University of Edinburgh, United Kingdom

In developing embryos, the appearance of highly organized structures such as vessels, branches, cell sheets etc. relies on the succession/repetition of a small number of basic morphogenetic events. These processes, occurring in a specific and controlled sequence, are: adhesion, cell locomotion, apoptosis, cell fusion, epithelial-to mesenchymal or mesenchymal-to-epithelial transition, cell sorting, etc. Together with cell differentiation and proliferation, those fundamental mechanisms allow populations of cells to organize themselves into defined geometries and structures as embryos develop into complex organisms. With synthetic biology, we can program mammalian cells to perform such mechanisms by designing genetic circuits, combining various morphogenetic effectors under the control of distinct logic modules. To this purpose, we constructed a modular library of morphogenetic driver genes inducing adhesion, locomotion, fusion, apoptosis and growth arrest.
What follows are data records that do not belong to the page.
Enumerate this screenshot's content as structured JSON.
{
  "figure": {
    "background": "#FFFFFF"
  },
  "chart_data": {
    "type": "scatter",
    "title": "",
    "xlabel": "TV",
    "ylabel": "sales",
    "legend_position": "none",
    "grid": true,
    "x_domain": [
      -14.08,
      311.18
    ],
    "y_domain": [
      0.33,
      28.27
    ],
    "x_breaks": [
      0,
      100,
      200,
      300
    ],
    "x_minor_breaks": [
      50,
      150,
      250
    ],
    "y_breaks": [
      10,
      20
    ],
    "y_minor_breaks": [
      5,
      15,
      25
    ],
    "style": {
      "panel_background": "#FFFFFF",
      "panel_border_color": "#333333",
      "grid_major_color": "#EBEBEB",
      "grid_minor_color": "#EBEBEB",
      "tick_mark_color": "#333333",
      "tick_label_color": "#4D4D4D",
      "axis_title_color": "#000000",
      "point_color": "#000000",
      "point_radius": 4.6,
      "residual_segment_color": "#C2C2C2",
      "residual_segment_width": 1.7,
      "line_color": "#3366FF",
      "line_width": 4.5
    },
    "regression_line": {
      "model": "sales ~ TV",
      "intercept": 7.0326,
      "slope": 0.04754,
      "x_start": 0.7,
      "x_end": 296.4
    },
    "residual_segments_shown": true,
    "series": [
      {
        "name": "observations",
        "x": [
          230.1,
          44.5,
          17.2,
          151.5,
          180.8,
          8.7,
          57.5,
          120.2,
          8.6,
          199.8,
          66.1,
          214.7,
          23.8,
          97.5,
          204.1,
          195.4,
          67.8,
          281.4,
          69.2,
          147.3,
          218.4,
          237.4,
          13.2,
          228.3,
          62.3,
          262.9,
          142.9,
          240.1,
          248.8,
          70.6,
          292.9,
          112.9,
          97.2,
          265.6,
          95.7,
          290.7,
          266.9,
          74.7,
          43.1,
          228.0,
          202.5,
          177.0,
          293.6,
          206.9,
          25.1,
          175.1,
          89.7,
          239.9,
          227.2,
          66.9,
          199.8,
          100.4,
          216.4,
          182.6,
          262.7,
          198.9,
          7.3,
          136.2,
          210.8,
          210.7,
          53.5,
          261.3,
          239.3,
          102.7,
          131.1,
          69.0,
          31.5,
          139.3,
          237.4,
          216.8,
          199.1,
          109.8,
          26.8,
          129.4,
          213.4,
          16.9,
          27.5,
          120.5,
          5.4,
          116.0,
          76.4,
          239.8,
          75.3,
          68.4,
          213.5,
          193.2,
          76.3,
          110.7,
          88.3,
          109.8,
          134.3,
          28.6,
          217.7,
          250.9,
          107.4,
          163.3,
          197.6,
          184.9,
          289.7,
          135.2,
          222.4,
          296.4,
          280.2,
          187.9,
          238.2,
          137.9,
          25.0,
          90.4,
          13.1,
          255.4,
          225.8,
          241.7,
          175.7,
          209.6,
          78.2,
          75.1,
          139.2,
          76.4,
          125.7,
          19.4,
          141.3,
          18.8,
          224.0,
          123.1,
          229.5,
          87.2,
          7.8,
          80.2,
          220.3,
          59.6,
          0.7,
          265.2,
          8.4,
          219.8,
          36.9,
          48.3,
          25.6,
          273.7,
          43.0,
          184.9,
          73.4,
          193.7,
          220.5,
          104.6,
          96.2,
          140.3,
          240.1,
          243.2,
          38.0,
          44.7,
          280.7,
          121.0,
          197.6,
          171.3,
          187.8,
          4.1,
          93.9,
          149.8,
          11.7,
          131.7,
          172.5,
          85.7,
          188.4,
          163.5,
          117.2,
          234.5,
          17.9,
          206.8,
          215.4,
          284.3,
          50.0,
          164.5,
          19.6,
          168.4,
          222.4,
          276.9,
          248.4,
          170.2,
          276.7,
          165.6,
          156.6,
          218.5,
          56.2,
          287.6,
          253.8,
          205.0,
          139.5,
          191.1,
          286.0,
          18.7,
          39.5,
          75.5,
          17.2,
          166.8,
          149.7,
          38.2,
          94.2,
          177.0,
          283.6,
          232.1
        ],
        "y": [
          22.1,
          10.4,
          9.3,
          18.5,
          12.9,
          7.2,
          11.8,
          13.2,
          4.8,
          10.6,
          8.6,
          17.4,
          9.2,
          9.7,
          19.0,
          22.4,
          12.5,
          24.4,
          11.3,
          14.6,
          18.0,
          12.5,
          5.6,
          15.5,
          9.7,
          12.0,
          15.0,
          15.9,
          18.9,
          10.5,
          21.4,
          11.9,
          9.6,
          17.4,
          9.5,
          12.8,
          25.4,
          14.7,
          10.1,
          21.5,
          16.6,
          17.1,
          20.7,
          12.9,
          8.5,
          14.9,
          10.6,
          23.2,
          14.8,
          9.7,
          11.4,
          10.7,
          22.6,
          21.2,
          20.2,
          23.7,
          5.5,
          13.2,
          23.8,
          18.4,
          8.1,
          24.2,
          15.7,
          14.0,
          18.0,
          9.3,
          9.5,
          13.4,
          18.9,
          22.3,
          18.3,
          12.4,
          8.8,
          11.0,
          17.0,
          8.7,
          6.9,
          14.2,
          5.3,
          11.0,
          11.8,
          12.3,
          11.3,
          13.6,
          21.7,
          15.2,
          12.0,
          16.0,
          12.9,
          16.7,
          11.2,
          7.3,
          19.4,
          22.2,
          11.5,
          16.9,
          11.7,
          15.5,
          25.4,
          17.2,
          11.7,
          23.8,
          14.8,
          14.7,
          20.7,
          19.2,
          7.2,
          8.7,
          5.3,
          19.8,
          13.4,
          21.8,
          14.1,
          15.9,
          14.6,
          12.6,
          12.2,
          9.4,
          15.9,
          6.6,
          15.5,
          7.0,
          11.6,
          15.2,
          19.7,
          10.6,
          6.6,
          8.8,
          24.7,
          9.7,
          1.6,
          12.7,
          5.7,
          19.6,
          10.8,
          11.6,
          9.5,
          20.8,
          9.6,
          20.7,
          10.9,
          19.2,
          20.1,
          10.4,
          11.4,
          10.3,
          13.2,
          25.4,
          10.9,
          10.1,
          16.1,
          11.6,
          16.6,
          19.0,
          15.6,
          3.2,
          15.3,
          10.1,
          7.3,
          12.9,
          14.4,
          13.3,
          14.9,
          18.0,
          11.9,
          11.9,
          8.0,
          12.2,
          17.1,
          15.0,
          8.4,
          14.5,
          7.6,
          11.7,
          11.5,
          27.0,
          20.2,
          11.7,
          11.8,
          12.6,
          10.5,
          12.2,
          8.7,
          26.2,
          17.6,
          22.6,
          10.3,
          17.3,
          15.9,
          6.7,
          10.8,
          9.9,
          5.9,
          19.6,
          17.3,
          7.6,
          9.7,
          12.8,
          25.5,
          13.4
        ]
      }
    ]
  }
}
We are first testing these parts individually in different mammalian cell lines to check their ability to induce the desired morphological changes. The active effectors are then tested under the control of various logic gates in selected cell lines. This way, we aim at combining sequences of morphogenetic effectors in a series of proof-of-concept trials for “synthetic morphology”, where cells are genetically programmed to organize themselves into designed 2-D or 3-D structures from artificial external stimuli. Reproducing basic morphogenetic processes in vitro will allow us to test existing theories of developmental biology away from the complex environment of the embryo. Importantly, the resulting cell arrangements are not restricted to natural ones and un-natural, designed structures can be obtained and may, in the future, be used in surgery and regenerative medicine, making synthetic morphology a powerful tool for tissue engineering.